Mirando a cada uno de ellos a los ojos en forma deliberada, les explicó la situación, mientras experimentaba una sensación de incomodidad como representante de una generación mayor, más consciente y más triste.
—Necesitamos patrocinadores como Atoz —dijo—. Sin esa gran suma de dinero que nos ofrecen, muy pronto no habrá colegio por quien correr.
—¿ Pero y los antecedentes de ética y derechos humanos? —preguntó Ellen—. Aparecen muy abajo en cualquier lista de clasificaciones de respeto por los derechos obreros, sin mencionar la explotación infantil y esa encantadora práctica comercial de pagarles a sus empleados con vales que solo pueden cambiarse en su propia tienda...
—Que para ser justos ahora es historia antigua —interrumpió Sally.
—Únicamente por el boicot...
—Mirad, chicos, tengo que ser honesta al respecto y deciros que no analicé muy a fondo los antecedentes de derechos humanos de Atoz. Es una marca muy conocida, que llegó ofreciendo un paquete muy atractivo. Consulté a los de Moorland Waters para ver si ellos podían igualarlo porque yo también tenía interés en retenerlos, pero como no pudieron, entonces fuimos con Atoz.
Contempló sus semblantes confundidos.
—Lo lamento, pero debemos ser realistas.
Las miradas en silencio que los jóvenes intercambiaron señalaron a Ellen como portavoz.
—Es que nosotros hicimos la mayor parte del trabajo para mantener a Moorland. Nunca antes hemos tenido a nadie como tú que hiciera las negociaciones previas. Para nosotros es una sensación nueva no participar de ellas. —Miró a los demás—. Y la postura ética de Atoz me fastidia.
—Para ser honesta —dijo Damia—, los gobiernos de los trabajadores de los que vosotros habláis tampoco son muy conocidos por su maravilloso respeto de los derechos humanos; de hecho, existen posibilidades de que Atoz ofrezca más de lo que el gobierno requiere.

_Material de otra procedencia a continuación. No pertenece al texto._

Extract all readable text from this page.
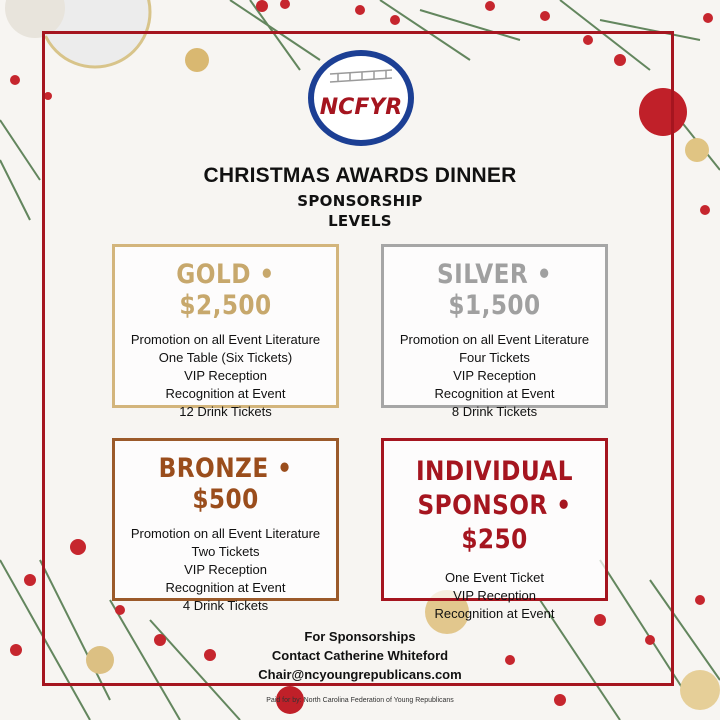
NCFYR
CHRISTMAS AWARDS DINNER
SPONSORSHIP
LEVELS
GOLD • $2,500
Promotion on all Event Literature
One Table (Six Tickets)
VIP Reception
Recognition at Event
12 Drink Tickets
SILVER • $1,500
Promotion on all Event Literature
Four Tickets
VIP Reception
Recognition at Event
8 Drink Tickets
BRONZE • $500
Promotion on all Event Literature
Two Tickets
VIP Reception
Recognition at Event
4 Drink Tickets
INDIVIDUAL
SPONSOR • $250
One Event Ticket
VIP Reception
Recognition at Event
For Sponsorships
Contact Catherine Whiteford
Chair@ncyoungrepublicans.com
Paid for by: North Carolina Federation of Young Republicans
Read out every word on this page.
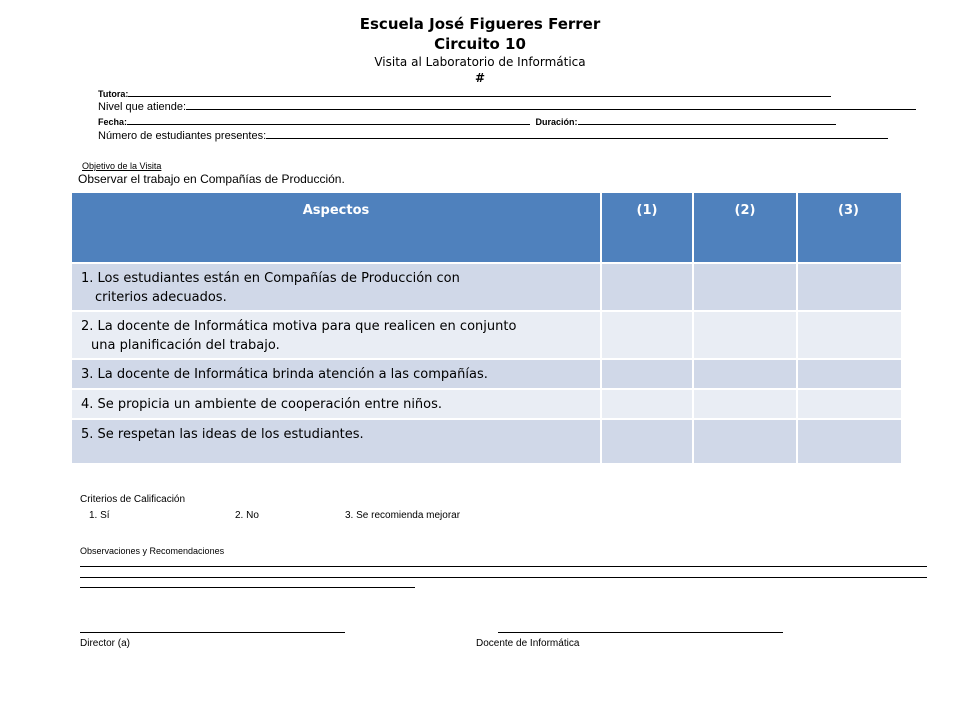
Escuela José Figueres Ferrer
Circuito 10
Visita al Laboratorio de Informática
#
Tutora:
Nivel que atiende:
Fecha:	Duración:
Número de estudiantes presentes:
Objetivo de la Visita
Observar el trabajo en Compañías de Producción.
Aspectos	(1)	(2)	(3)

1. Los estudiantes están en Compañías de Producción con
criterios adecuados.			

2. La docente de Informática motiva para que realicen en conjunto
una planificación del trabajo.			

3. La docente de Informática brinda atención a las compañías.			

4. Se propicia un ambiente de cooperación entre niños.			

5. Se respetan las ideas de los estudiantes.			

Criterios de Calificación
1. Sí	2. No	3. Se recomienda mejorar
Observaciones y Recomendaciones
Director (a)	Docente de Informática
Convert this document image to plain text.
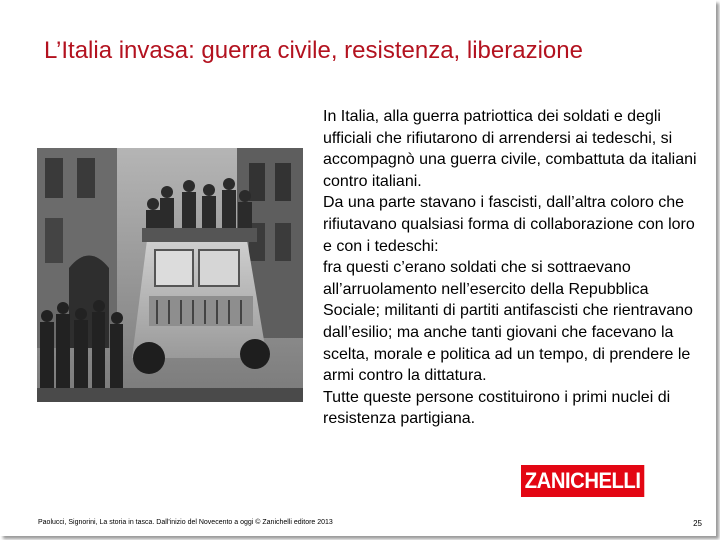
L’Italia invasa: guerra civile, resistenza, liberazione

In Italia, alla guerra patriottica dei soldati e degli ufficiali che rifiutarono di arrendersi ai tedeschi, si accompagnò una guerra civile, combattuta da italiani contro italiani.

Da una parte stavano i fascisti, dall’altra coloro che rifiutavano qualsiasi forma di collaborazione con loro e con i tedeschi:

fra questi c’erano soldati che si sottraevano all’arruolamento nell’esercito della Repubblica Sociale; militanti di partiti antifascisti che rientravano dall’esilio; ma anche tanti giovani che facevano la scelta, morale e politica ad un tempo, di prendere le armi contro la dittatura.

Tutte queste persone costituirono i primi nuclei di resistenza partigiana.

ZANICHELLI
Paolucci, Signorini, La storia in tasca. Dall'inizio del Novecento a oggi © Zanichelli editore 2013	25
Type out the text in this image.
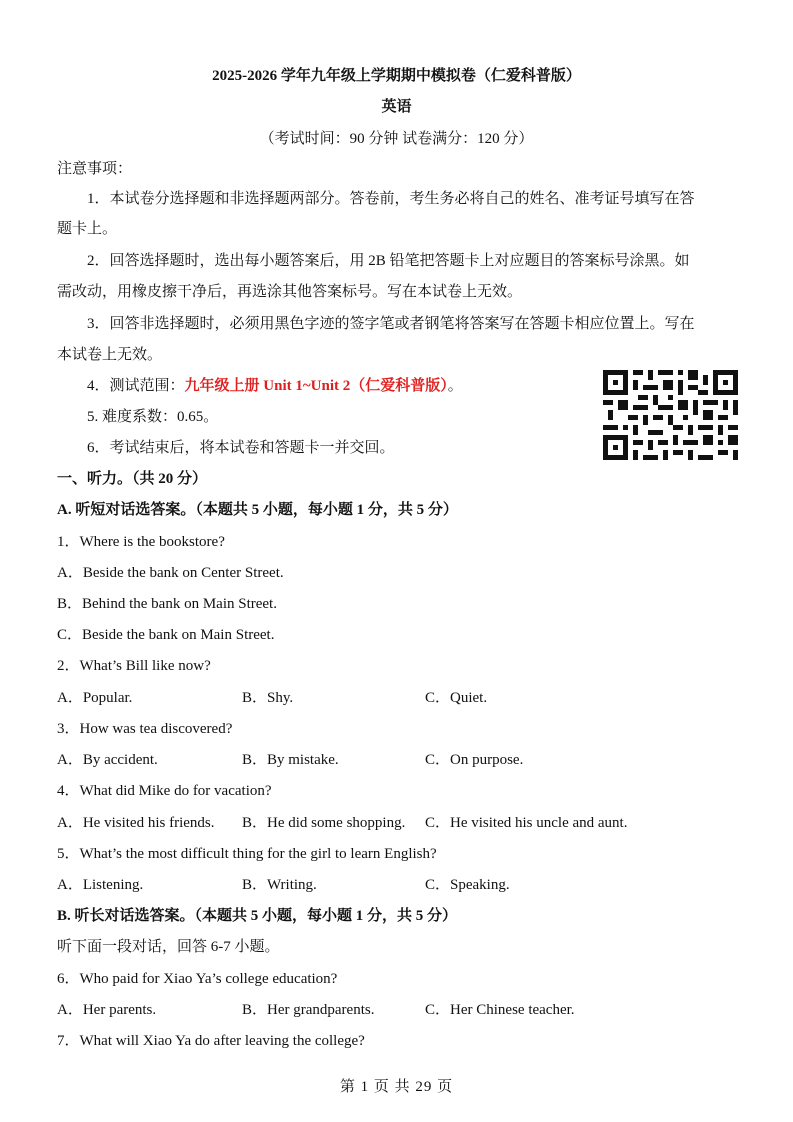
2025-2026 学年九年级上学期期中模拟卷（仁爱科普版）
英语
（考试时间：90 分钟 试卷满分：120 分）
注意事项：
1．本试卷分选择题和非选择题两部分。答卷前，考生务必将自己的姓名、准考证号填写在答
题卡上。
2．回答选择题时，选出每小题答案后，用 2B 铅笔把答题卡上对应题目的答案标号涂黑。如
需改动，用橡皮擦干净后，再选涂其他答案标号。写在本试卷上无效。
3．回答非选择题时，必须用黑色字迹的签字笔或者钢笔将答案写在答题卡相应位置上。写在
本试卷上无效。
4．测试范围：九年级上册 Unit 1~Unit 2（仁爱科普版）。
5. 难度系数：0.65。
6．考试结束后，将本试卷和答题卡一并交回。
一、听力。（共 20 分）
A. 听短对话选答案。（本题共 5 小题，每小题 1 分，共 5 分）
1．Where is the bookstore?
A．Beside the bank on Center Street.
B．Behind the bank on Main Street.
C．Beside the bank on Main Street.
2．What’s Bill like now?
A．Popular.	B．Shy.	C．Quiet.
3．How was tea discovered?
A．By accident.	B．By mistake.	C．On purpose.
4．What did Mike do for vacation?
A．He visited his friends. B．He did some shopping. C．He visited his uncle and aunt.
5．What’s the most difficult thing for the girl to learn English?
A．Listening.	B．Writing.	C．Speaking.
B. 听长对话选答案。（本题共 5 小题，每小题 1 分，共 5 分）
听下面一段对话，回答 6-7 小题。
6．Who paid for Xiao Ya’s college education?
A．Her parents.	B．Her grandparents.	C．Her Chinese teacher.
7．What will Xiao Ya do after leaving the college?
第 1 页 共 29 页
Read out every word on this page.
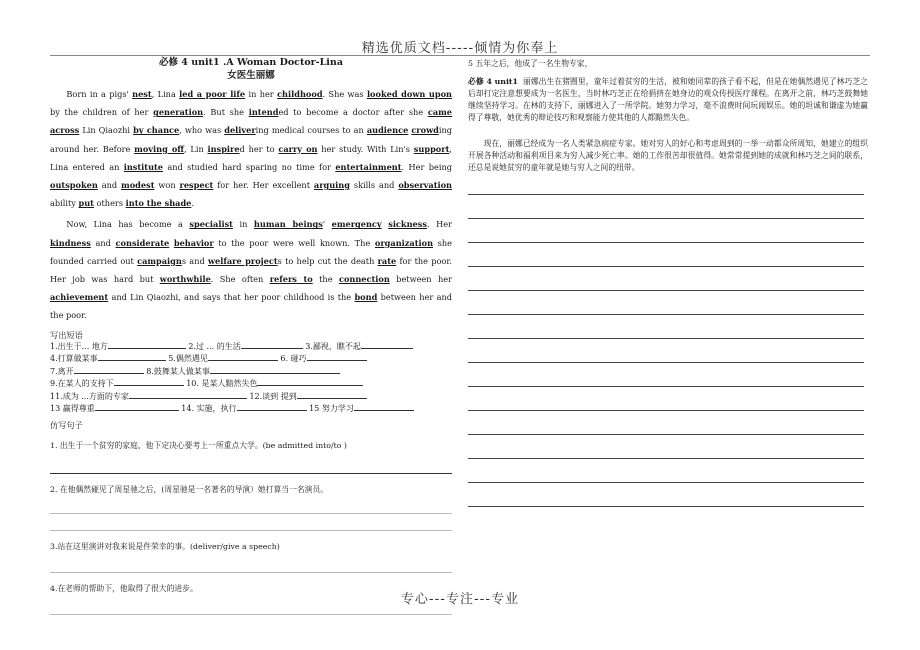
精选优质文档-----倾情为你奉上
必修 4 unit1 .A Woman Doctor-Lina
女医生丽娜

Born in a pigs' nest, Lina led a poor life in her childhood. She was looked down upon by the children of her generation. But she intended to become a doctor after she came across Lin Qiaozhi by chance, who was delivering medical courses to an audience crowding around her. Before moving off, Lin inspired her to carry on her study. With Lin's support, Lina entered an institute and studied hard sparing no time for entertainment. Her being outspoken and modest won respect for her. Her excellent arguing skills and observation ability put others into the shade.

Now, Lina has become a specialist in human beings' emergency sickness. Her kindness and considerate behavior to the poor were well known. The organization she founded carried out campaigns and welfare projects to help cut the death rate for the poor. Her job was hard but worthwhile. She often refers to the connection between her achievement and Lin Qiaozhi, and says that her poor childhood is the bond between her and the poor.

写出短语
1.出生于... 地方	2.过 ... 的生活	3.鄙视，瞧不起
4.打算做某事	5.偶然遇见	6. 碰巧
7.离开	8.鼓舞某人做某事
9.在某人的支持下	10. 是某人黯然失色
11.成为 ...方面的专家	12.谈到 提到
13 赢得尊重	14. 实施，执行	15 努力学习
仿写句子
1. 出生于一个贫穷的家庭，他下定决心要考上一所重点大学。(be admitted into/to )
2. 在他偶然碰见了周星驰之后，(周星驰是一名著名的导演）她打算当一名演员。
3.站在这里演讲对我来说是件荣幸的事。(deliver/give a speech)
4.在老师的帮助下，他取得了很大的进步。
5 五年之后，他成了一名生物专家，
必修 4 unit1 丽娜出生在猪圈里，童年过着贫穷的生活，被和她同辈的孩子看不起，但是在她偶然遇见了林巧芝之后却打定注意想要成为一名医生，当时林巧芝正在给捐挤在她身边的观众传授医疗课程。在离开之前，林巧芝鼓舞她继续坚持学习。在林的支持下，丽娜进入了一所学院。她努力学习，毫不浪费时间玩闹娱乐。她的坦诚和谦虚为她赢得了尊敬，她优秀的辩论技巧和观察能力使其他的人都黯然失色。
现在，丽娜已经成为一名人类紧急病症专家。她对穷人的好心和考虑周到的一举一动都众所周知，她建立的组织开展各种活动和福利项目来为穷人减少死亡率。她的工作很苦却很值得。她常常提到她的成就和林巧芝之间的联系，还总是说她贫穷的童年就是她与穷人之间的纽带。
专心---专注---专业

—Pero ese no es la cuestión, ¿no? —preguntó Ellen—. ¿No depende de nosotros que podamos permitirnos el lujo de hacer la elección, exigir lo que nosotros querríamos?
Damia eligió las palabras con cuidado, consciente de que había caído en forma imprevista en un campo de ética minado cuando había pensado deslizarse con suavidad por un prado florido de buenas noticias.
—He oído lo que decís y, en principio, coincido con vosotros. Pero, en realidad no estoy segura de que podamos permitirnos el lujo de la elección. Ahora mismo, Toby está en vilo. Necesitamos todo el apoyo económico que podamos conseguir.
«Lo siento, chicos», agregó en silencio, «pero Toby ahora tiene una gerente de marketing, que soy yo, y la decisión ya está tomada».